A garage in the district of Ochota, Stroboskop hosted a compact yet multifaceted show by curators Oleksandra Pogrebnyak and Katie Zazenski. “How are you living? How are you thriving?” featured a moving contribution, inspired by Ukrainian folk tales and craft traditions, by Tamara Turliun. A series of paper cutouts, inspired by the vegetal protagonists of the eponymous children’s song, were stuck to the glass of reclaimed windows, collected by architectural collective BRDA Foundation from private and business donors and stacked along the walls of the space. These will be soon shipped to Ukraine to assist in the repair of houses and buildings damaged in Russian attacks.
Since its foundation in 2011, Warsaw Gallery Weekend has focused on solo presentations, and its latest edition saw a number of ambitious creative leaps. With the first reforms to the art sector introduced by Minister of Culture and National Heritage Hanna Wróblewska bringing change to the art scene, several artists have turned their attention towards the past to evaluate what’s lost and what can—or should—be saved. A case in point is Piotr Uklański’s “Les Fleurs du Mal” at Foksal Gallery Foundation, where the artist recreated still-life paintings indexed in an official state document of items looted by the Nazis during the occupation of Poland, using only its terse text descriptions.

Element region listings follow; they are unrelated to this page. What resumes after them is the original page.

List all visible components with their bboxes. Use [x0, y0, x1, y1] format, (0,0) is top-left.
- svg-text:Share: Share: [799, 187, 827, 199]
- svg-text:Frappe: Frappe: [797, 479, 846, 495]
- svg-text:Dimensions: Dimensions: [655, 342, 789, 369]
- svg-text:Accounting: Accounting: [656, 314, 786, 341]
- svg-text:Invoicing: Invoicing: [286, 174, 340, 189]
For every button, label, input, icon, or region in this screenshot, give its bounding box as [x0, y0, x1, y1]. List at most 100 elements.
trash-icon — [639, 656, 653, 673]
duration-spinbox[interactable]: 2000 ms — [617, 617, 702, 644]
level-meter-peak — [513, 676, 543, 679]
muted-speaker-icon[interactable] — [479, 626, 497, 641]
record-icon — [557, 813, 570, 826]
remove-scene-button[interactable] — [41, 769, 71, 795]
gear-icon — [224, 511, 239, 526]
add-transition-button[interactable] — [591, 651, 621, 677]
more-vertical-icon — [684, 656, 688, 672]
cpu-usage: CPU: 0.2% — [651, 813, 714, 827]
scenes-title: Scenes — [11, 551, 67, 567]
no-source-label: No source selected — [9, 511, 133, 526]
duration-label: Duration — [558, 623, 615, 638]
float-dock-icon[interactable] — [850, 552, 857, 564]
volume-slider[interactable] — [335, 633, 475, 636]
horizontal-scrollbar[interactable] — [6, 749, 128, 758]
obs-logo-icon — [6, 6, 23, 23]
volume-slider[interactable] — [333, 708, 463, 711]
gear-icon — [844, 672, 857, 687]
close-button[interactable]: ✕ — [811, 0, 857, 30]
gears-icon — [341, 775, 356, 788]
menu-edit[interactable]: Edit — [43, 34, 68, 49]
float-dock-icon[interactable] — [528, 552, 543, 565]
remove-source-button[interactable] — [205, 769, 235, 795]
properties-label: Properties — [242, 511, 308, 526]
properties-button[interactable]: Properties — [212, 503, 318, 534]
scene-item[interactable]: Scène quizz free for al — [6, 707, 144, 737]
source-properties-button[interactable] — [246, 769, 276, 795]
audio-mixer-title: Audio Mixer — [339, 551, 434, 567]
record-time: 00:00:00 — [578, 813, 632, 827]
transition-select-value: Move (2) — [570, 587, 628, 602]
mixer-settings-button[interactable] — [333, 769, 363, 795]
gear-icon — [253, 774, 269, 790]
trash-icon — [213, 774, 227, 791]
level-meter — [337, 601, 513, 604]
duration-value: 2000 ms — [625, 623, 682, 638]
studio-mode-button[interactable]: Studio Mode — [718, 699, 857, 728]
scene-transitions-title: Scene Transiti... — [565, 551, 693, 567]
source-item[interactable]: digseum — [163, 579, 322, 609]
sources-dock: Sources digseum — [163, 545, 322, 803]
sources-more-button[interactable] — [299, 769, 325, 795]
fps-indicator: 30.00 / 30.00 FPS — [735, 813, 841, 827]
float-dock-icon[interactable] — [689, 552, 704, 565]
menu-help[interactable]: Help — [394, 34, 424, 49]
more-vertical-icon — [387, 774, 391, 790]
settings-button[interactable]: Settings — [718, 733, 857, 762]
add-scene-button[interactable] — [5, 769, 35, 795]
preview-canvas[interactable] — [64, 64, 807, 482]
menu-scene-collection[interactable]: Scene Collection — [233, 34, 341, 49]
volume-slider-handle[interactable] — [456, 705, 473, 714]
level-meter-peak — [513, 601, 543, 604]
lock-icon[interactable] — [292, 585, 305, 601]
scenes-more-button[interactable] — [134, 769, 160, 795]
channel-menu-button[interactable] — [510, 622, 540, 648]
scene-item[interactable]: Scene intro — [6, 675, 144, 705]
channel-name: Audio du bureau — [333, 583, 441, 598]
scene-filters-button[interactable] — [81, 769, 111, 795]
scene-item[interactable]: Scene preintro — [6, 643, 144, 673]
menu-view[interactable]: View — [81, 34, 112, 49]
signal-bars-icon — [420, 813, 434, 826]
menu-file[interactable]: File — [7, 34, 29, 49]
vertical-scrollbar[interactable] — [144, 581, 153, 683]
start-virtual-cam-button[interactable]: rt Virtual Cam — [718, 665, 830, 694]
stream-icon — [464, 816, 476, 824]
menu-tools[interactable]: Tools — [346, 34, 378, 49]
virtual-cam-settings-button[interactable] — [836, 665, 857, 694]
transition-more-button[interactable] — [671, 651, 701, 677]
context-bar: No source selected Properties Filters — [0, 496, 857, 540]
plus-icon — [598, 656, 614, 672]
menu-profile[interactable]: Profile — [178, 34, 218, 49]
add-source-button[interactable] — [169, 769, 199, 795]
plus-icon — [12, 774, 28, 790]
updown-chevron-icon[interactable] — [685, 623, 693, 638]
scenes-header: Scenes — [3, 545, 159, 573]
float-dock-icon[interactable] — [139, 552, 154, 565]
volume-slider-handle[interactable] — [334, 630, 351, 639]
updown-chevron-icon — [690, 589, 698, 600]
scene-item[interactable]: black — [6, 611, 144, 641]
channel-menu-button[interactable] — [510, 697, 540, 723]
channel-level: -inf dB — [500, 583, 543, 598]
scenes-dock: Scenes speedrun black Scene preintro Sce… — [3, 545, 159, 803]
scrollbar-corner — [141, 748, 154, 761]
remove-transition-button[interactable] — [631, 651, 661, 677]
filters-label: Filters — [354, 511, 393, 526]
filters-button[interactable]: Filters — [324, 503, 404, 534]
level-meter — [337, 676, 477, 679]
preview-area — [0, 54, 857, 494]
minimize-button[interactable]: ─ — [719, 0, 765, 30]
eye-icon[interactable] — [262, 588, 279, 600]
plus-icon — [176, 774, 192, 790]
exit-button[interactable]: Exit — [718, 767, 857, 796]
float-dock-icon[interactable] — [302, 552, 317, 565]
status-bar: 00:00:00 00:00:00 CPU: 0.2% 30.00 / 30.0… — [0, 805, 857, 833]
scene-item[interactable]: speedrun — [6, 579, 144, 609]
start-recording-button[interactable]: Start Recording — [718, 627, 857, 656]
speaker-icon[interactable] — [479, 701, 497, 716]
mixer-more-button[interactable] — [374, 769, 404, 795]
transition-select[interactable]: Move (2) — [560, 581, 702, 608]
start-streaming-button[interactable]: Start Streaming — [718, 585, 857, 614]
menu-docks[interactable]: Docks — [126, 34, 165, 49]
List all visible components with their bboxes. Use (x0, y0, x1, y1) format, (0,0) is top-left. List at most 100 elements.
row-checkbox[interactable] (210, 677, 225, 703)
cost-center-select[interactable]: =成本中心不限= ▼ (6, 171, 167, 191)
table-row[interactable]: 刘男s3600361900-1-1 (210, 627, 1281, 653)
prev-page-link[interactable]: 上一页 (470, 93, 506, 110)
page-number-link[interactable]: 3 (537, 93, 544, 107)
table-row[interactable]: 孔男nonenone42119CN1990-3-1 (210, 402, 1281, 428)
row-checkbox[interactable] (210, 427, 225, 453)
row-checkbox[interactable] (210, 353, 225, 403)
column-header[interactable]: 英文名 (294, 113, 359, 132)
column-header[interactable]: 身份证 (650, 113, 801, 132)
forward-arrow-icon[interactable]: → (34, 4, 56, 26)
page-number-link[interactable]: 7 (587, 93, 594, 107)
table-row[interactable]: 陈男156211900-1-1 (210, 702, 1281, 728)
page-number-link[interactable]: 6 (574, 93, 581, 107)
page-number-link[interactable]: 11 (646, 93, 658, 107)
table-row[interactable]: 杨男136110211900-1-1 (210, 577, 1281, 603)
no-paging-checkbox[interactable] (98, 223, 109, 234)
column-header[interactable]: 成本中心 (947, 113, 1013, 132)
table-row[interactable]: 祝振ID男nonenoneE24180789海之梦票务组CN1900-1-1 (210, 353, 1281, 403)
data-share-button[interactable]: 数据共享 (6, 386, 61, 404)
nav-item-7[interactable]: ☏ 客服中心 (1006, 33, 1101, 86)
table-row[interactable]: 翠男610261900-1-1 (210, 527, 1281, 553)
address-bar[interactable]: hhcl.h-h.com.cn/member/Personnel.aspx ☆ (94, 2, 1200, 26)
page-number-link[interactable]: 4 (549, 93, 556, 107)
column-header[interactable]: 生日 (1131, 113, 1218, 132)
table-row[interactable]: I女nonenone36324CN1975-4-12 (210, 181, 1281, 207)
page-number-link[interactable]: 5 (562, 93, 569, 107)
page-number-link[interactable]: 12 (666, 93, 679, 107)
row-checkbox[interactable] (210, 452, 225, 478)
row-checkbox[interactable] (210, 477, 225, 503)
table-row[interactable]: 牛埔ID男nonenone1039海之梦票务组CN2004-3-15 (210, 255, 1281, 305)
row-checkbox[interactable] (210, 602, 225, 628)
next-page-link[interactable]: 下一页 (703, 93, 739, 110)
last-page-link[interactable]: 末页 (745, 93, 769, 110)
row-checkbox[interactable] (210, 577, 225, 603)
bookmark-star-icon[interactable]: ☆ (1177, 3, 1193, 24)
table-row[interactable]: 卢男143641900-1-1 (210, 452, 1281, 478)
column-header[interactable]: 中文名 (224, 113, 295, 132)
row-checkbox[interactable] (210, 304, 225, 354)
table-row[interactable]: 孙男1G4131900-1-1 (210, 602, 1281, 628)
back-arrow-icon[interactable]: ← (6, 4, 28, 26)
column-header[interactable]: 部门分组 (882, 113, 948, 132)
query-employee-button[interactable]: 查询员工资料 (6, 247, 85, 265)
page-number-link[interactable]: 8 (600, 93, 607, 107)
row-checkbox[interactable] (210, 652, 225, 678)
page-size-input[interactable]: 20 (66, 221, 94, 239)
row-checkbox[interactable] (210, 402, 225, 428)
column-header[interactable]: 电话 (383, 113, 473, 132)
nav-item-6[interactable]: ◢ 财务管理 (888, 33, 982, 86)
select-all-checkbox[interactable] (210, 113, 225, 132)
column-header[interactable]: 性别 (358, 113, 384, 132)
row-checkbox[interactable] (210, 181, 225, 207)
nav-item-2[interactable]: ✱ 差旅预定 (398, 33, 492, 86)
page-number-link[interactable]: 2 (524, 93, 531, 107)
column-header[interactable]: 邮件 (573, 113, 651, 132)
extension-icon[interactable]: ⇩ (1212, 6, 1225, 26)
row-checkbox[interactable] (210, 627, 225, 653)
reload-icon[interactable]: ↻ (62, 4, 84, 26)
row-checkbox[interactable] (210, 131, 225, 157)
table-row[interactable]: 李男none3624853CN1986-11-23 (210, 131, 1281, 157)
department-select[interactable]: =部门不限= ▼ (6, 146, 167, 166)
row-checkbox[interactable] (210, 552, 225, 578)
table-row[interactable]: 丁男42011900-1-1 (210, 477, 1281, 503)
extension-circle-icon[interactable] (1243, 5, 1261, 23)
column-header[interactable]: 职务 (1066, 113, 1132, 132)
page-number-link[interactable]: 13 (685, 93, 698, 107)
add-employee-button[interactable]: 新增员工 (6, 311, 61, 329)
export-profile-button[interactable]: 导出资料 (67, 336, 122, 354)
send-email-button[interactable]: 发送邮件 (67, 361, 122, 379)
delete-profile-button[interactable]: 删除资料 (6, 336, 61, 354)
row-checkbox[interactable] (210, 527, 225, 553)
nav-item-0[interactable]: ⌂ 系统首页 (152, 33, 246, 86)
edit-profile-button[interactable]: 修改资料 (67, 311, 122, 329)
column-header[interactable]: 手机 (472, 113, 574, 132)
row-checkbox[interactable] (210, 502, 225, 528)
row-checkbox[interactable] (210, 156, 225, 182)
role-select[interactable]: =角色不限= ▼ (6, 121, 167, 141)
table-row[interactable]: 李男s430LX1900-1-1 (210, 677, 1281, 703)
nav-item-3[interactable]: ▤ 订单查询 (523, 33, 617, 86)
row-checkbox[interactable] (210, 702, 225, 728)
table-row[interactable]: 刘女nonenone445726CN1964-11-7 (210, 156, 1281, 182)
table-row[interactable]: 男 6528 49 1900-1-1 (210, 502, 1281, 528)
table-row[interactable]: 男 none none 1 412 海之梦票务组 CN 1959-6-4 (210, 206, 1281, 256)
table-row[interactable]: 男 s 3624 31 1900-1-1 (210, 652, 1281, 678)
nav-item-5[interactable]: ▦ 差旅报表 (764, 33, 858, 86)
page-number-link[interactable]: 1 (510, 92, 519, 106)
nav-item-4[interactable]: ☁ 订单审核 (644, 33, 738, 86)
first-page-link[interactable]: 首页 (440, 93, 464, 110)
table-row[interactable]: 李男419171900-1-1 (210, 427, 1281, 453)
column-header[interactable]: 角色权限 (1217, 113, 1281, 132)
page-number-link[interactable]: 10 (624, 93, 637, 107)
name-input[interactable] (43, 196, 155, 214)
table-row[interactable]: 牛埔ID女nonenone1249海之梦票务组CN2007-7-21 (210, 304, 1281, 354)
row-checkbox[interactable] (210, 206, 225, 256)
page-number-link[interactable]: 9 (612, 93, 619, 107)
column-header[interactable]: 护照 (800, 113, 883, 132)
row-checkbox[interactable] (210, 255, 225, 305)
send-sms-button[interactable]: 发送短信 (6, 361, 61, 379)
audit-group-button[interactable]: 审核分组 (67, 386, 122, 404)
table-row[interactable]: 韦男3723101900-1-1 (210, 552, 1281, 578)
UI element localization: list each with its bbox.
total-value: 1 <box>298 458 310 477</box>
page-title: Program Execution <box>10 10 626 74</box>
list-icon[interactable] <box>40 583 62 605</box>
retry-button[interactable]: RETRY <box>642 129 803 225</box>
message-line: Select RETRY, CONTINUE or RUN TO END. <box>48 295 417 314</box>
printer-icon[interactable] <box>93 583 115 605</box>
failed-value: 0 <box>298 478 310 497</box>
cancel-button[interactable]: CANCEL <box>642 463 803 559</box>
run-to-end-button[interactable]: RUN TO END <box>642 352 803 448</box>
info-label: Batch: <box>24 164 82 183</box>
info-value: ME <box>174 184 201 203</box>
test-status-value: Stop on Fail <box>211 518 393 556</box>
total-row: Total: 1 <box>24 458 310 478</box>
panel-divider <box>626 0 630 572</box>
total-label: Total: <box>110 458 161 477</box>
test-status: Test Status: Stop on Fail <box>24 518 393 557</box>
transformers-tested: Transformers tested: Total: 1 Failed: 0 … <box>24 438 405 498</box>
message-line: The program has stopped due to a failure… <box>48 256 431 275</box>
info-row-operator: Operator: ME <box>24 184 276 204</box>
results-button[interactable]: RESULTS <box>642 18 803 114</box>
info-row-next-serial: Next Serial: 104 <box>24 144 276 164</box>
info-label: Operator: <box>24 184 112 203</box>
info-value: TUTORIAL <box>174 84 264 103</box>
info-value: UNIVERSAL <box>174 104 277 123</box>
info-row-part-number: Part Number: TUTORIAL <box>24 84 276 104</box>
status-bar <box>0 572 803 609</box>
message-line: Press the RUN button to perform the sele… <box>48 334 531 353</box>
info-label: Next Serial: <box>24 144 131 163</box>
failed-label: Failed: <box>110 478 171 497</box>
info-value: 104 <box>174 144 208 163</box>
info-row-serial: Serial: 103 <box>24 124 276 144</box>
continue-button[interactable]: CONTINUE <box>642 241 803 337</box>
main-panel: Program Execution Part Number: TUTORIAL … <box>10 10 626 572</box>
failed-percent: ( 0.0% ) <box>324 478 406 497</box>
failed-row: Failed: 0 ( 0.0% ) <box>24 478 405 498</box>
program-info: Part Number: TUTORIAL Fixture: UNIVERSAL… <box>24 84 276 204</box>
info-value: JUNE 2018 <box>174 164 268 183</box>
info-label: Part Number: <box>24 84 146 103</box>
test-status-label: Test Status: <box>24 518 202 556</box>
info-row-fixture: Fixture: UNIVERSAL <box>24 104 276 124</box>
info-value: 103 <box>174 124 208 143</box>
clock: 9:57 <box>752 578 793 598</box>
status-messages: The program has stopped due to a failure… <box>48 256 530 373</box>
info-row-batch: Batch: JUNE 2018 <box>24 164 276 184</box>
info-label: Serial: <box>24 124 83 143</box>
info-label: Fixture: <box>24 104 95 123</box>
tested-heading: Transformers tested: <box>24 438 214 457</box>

Wschód’s Kenji Ide addressed the past in a more intimate way, scattering his scrupulous wooden sculptures around the recesses of the villa in which the poet Władysław Broniewski spent his last years (now converted into a museum). Ide’s uncanny architectural capriccios fit the antique furnishings and make the house feel inhabited. Róża Litwa followed a similarly lyrical approach in “Snail Trail” at MONOPOL gallery. Litwa uses diluted oil paint on paper to devise a series of watercolor-like compositions and contrasts them with ceramic sculptures, showing human limbs collapsing into abstraction. A snail and a spine—recurring motifs in Litwa’s new body of work—become allegories for what’s firm and what’s flexible, what can be adjusted and what will remain the same.
Each balancing the other, FRINGE and Warsaw Gallery Weekend offer a uniquely contextualized view of the city’s art landscape in 2024. With Warsaw’s public institutions still in flux after the dismissal of directors who were appointed by the previous government because they were understood to be sympathetic to its right-wing agenda, the two festivals continue to provide important space for the city’s progressive artists. With the long-awaited opening of the Museum of Modern Art, and new directors at Zachęta National Gallery and Ujazdowski Castle Centre for Contemporary Art, the picture looks much healthier. The task now is to forge new links between the institutional, commercial, and independent art worlds in order to ensure the recovery and stability of Warsaw’s cultural ecosystem. With trust and a sense of common purpose, it is possible to conceive that the city might yet serve as a cultural bulwark against the rise of the right in Central and Eastern Europe.